A peine médiatisée, cette expression inconnue du grand public va être raillée. Car «chienlit » est un idiotisme composé du verbe « chier » et du mot « lit ». A l’époque où de Gaulle le remet en circulation, le mot a disparu du vocabulaire courant. Sa première apparition recensée remonte au Gargantua (1534) de Rabelais : il s’agit d’une injure qui désigne les fouaciers (les fabriquant de fouaces, des pains cuits sous la cendre), qui seraient des « chienlicts », aussi appelés « boyers detrons » et « bergiers de merde ».
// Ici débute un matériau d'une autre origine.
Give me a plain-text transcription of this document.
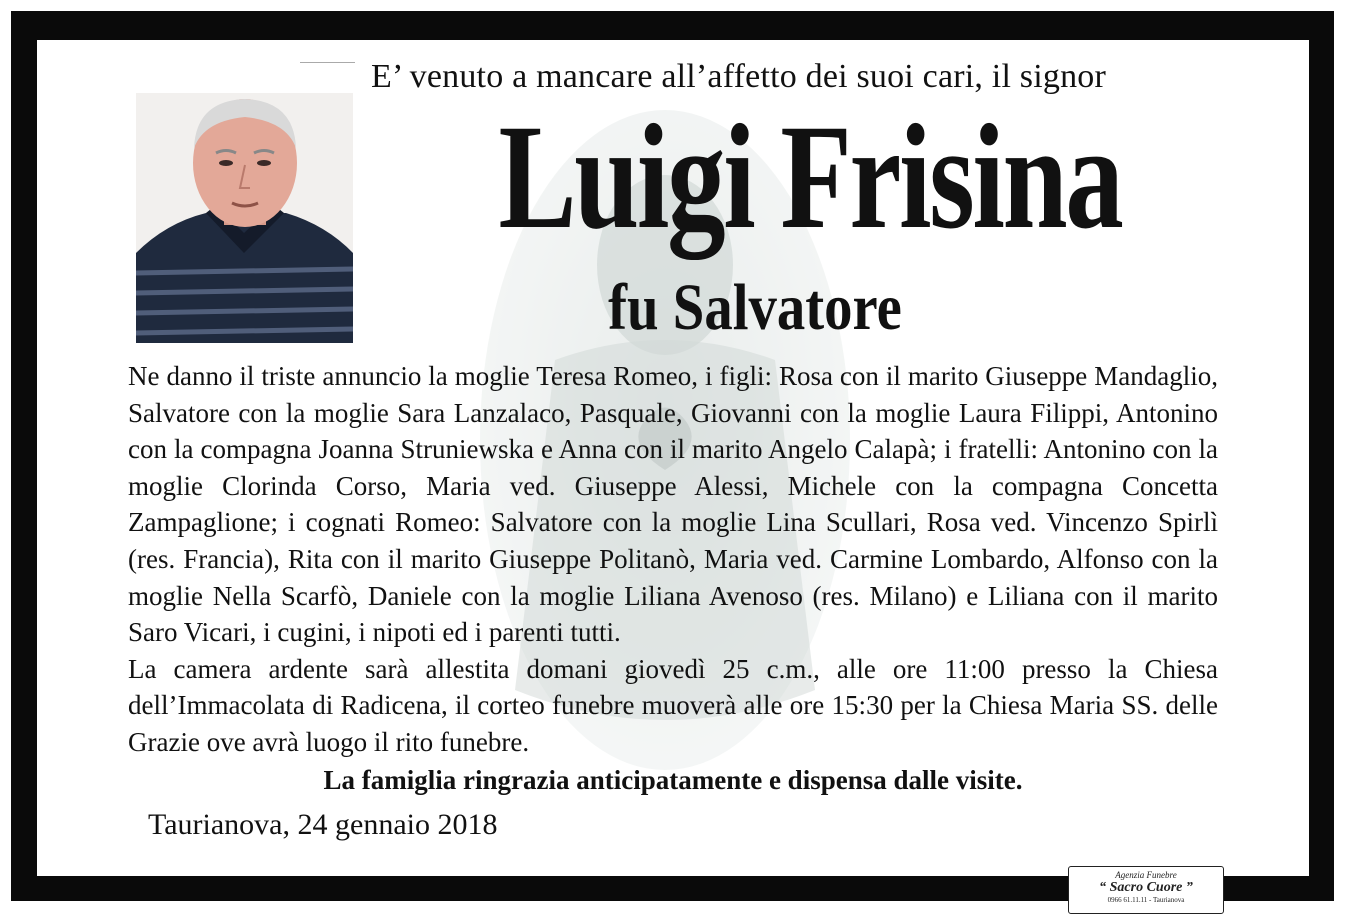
E’ venuto a mancare all’affetto dei suoi cari, il signor
Luigi Frisina
fu Salvatore

Ne danno il triste annuncio la moglie Teresa Romeo, i figli: Rosa con il marito Giuseppe Mandaglio, Salvatore con la moglie Sara Lanzalaco, Pasquale, Giovanni con la moglie Laura Filippi, Antonino con la compagna Joanna Struniewska e Anna con il marito Angelo Calapà; i fratelli: Antonino con la moglie Clorinda Corso, Maria ved. Giuseppe Alessi, Michele con la compagna Concetta Zampaglione; i cognati Romeo: Salvatore con la moglie Lina Scullari, Rosa ved. Vincenzo Spirlì (res. Francia), Rita con il marito Giuseppe Politanò, Maria ved. Carmine Lombardo, Alfonso con la moglie Nella Scarfò, Daniele con la moglie Liliana Avenoso (res. Milano) e Liliana con il marito Saro Vicari, i cugini, i nipoti ed i parenti tutti.

La camera ardente sarà allestita domani giovedì 25 c.m., alle ore 11:00 presso la Chiesa dell’Immacolata di Radicena, il corteo funebre muoverà alle ore 15:30 per la Chiesa Maria SS. delle Grazie ove avrà luogo il rito funebre.

La famiglia ringrazia anticipatamente e dispensa dalle visite.
Taurianova, 24 gennaio 2018
Agenzia Funebre
“ Sacro Cuore ”
0966 61.11.11 - Taurianova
Le mot traverse le temps, jusqu’au XIXe siècle. D’après le Dictionnaire de l’Académie française de 1835, il désigne un ­personnage masqué du Mardi gras et du carnaval de Paris qui court les rues en chemise de nuit, le postérieur couvert de moutarde. Zola l’évoque dans L’Assommoir (1877) et dans Nana (1880). A la fin du XIXe siècle, il évolue, se transforme en un substantif féminin, « la chienlit », qui signifie le désordre social, la pagaille, mais aussi les folles mascarades du carnaval parisien. Mathias Lair cite une expression des ­années 1870, « cribler à la chienlit », c’est-à-dire crier à tue-tête, à l’occasion d’un vol ou d’une agression.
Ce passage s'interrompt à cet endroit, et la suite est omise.